But I was the poet of the San Francisco mail room. I had a noon to four shift weekdays and took the California Street cable car to work most days. Every afternoon thousands, maybe millions, of policies came down to the mail room and it was my job to sort and stuff them into the hundreds of pre-addressed envelopes going out to agents all around the country. Two of us did this – me and a guy named Tom Elliot. If I got a job like that today my brain would seize up within ten seconds, my eyes would turn into hardboiled eggs and I might stop breathing permanently. But at that time I was able to remove myself entirely from what my body was doing and enjoy my own version of the reality of everything around me for those four hours. Within a couple of days I knew the names of every Hartford agent in the country. Each became a character in a fantasy world which I described to Tom and anyone within earshot as the hours passed. “Ooh, Bob Farnsworth’s got a fat envelope today. He’ll be working late. His wife will be going to that motel with Brad Buxley who’s only got the one policy today.” Midway through our shift Susan wheels her coffee wagon into the mail room. I call her Susanna. “She felt, among the leaves, the dew of old devotions.” I explain our transcendent love to Tom. “We made love in the grass by a grey and bare jar, she brings doughnuts and coffee, in her little cart. Cinnamon buns – danishes” I never exchanged two words with her, in fact. Besides my coffee and doughnut order, that is. The time passed quickly.

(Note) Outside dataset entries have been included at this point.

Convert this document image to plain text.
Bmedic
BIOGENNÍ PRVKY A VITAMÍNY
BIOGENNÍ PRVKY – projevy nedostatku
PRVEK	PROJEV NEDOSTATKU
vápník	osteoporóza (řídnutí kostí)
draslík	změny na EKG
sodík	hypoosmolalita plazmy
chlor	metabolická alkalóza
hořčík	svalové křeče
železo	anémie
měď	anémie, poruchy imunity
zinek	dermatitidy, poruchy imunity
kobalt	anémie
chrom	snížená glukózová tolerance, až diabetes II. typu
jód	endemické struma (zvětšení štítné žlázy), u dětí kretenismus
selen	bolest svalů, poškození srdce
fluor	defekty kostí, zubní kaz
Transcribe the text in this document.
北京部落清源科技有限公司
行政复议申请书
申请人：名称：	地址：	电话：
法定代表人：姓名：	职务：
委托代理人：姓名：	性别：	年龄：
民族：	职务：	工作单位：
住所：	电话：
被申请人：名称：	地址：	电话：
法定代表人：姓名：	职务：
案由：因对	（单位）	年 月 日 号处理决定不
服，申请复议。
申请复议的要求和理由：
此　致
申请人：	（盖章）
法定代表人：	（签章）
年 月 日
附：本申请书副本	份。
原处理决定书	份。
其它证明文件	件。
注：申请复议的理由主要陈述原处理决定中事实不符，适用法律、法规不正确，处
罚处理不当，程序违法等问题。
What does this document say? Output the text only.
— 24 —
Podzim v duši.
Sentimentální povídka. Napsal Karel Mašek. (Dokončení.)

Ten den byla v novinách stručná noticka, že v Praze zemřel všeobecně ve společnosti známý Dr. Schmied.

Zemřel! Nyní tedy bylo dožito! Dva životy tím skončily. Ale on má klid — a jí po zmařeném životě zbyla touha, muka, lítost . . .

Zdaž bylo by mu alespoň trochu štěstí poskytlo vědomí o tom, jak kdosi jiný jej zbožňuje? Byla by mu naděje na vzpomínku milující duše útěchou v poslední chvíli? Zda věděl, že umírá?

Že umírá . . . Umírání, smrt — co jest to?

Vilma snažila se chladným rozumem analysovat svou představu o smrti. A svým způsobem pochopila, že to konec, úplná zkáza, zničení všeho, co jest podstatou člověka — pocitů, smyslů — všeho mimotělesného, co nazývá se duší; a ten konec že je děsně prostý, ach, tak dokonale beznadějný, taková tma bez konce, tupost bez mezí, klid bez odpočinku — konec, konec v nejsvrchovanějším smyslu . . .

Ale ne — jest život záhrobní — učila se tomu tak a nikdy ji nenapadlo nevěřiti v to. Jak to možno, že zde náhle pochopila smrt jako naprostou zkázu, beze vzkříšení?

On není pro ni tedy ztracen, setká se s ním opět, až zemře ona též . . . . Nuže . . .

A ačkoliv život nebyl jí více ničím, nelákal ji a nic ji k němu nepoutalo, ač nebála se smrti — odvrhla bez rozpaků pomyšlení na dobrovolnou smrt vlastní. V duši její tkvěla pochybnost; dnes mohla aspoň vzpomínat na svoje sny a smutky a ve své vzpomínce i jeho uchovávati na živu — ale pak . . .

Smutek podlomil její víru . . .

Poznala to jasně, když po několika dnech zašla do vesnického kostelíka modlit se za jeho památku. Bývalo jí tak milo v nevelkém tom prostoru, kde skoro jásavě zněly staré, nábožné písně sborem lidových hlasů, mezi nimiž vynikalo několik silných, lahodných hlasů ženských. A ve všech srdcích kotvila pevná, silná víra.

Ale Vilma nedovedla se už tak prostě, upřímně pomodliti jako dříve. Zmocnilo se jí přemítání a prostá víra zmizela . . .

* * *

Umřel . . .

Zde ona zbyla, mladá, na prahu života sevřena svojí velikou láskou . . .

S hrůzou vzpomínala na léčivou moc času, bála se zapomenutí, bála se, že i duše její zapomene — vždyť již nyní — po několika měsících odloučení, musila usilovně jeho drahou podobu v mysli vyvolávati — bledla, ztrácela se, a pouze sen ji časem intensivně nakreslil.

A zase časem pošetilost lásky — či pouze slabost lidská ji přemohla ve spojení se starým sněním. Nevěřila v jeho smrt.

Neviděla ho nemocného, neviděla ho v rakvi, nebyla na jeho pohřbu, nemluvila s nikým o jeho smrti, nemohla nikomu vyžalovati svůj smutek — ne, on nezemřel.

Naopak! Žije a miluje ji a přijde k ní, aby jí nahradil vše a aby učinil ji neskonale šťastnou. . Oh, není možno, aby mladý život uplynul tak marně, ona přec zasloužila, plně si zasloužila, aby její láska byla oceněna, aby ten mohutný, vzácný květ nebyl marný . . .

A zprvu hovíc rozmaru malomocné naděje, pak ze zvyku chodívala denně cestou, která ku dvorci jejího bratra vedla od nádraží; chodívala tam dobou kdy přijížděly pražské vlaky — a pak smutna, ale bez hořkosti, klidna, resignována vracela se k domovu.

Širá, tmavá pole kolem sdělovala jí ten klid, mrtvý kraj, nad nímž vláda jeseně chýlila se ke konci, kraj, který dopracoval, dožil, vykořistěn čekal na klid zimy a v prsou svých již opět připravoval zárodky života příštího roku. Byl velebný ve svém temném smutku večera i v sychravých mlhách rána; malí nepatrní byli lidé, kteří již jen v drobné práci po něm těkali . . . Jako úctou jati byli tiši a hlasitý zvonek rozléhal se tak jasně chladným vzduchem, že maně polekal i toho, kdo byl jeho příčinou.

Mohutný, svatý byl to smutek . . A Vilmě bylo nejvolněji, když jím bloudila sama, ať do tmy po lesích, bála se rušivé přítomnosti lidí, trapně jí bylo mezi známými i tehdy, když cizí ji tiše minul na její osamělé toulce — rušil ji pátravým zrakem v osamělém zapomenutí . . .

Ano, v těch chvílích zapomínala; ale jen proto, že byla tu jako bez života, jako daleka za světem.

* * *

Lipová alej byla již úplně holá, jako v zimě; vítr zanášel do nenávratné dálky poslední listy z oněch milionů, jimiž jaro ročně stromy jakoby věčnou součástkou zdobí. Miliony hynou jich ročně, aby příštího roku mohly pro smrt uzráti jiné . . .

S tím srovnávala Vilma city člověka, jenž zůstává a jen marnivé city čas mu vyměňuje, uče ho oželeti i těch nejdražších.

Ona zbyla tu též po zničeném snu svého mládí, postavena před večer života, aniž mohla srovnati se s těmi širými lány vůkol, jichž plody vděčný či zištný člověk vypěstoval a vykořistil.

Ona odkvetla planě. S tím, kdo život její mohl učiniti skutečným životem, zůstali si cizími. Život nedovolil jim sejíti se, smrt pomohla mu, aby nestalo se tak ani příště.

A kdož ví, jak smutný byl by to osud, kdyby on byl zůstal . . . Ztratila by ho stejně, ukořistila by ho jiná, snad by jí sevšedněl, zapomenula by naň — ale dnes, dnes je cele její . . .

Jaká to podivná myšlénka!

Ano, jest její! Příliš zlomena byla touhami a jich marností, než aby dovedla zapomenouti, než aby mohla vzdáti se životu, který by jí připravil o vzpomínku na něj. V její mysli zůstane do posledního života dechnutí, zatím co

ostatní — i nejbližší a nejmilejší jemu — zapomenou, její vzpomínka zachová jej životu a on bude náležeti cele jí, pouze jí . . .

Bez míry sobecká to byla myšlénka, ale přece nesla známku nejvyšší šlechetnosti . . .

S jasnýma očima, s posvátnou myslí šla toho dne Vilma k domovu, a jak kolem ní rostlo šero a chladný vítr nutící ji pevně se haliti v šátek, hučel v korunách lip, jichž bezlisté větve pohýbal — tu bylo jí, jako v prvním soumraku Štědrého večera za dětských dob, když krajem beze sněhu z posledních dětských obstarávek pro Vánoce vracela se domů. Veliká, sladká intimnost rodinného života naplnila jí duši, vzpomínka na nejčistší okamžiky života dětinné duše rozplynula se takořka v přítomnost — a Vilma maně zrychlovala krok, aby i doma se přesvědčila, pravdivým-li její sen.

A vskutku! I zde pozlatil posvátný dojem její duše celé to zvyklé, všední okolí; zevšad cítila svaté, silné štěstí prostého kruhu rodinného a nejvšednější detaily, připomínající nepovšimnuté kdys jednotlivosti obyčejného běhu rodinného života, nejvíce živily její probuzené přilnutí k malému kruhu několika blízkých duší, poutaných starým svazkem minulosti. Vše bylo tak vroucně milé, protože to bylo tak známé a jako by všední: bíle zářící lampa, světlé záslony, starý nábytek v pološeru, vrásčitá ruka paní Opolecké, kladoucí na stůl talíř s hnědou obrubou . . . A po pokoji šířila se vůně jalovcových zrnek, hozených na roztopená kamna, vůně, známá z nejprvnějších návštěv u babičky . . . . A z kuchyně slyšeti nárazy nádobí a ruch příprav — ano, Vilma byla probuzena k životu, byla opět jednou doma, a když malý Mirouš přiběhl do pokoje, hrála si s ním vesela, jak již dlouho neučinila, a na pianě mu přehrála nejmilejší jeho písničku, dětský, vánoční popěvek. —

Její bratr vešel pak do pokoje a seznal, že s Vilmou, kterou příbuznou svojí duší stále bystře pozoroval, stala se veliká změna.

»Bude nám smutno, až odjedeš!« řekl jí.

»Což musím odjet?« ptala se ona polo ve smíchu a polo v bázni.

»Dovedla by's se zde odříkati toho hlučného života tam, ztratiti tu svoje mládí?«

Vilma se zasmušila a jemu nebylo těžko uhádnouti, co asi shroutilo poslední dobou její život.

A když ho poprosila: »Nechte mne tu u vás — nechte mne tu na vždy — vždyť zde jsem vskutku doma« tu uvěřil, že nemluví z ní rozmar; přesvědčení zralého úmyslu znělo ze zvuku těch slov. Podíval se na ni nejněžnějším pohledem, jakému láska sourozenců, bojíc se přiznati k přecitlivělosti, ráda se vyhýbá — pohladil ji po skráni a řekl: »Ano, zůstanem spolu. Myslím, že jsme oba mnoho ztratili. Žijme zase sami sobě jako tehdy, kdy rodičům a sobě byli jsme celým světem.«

In trying now, forty years after the fact, to imagine what it would have been like having a guy like me sitting there four hours a day not shutting up for a minute, I conclude I would kill someone like that. I must have been insanely boring. On the other hand, Tom Elliot was so caught up in the non-stop play-by-play of my hilarious, fantasized world that he wanted to know where I got my drugs. I gave him my address and he came by to pick up a dime bag I got for him from Ed up on the top floor. Ed’s not his real name. I don’t know what his real name is anymore. Even when I knew it I couldn’t remember it because all the time I spent up in Ed’s attic apartment was helping him use up his enormous holdings of the world’s best dope. One time I was up there I got so fuckedup that walking down the four flights of stairs every landing seemed like the first landing all over again so that it seemed I was walking forever and getting nowhere. So for the three hundredth time in my life I vowed that if I made it back alive I’d never use drugs again. The point was to get high, not go crazy.

Sorry. I’ve done it again. The one thing I know for sure is that describing dreams, highs, and mailroom fantasies will try anyone’s patience, including mine. Especially mine. My god, somebody stop me before I write another word!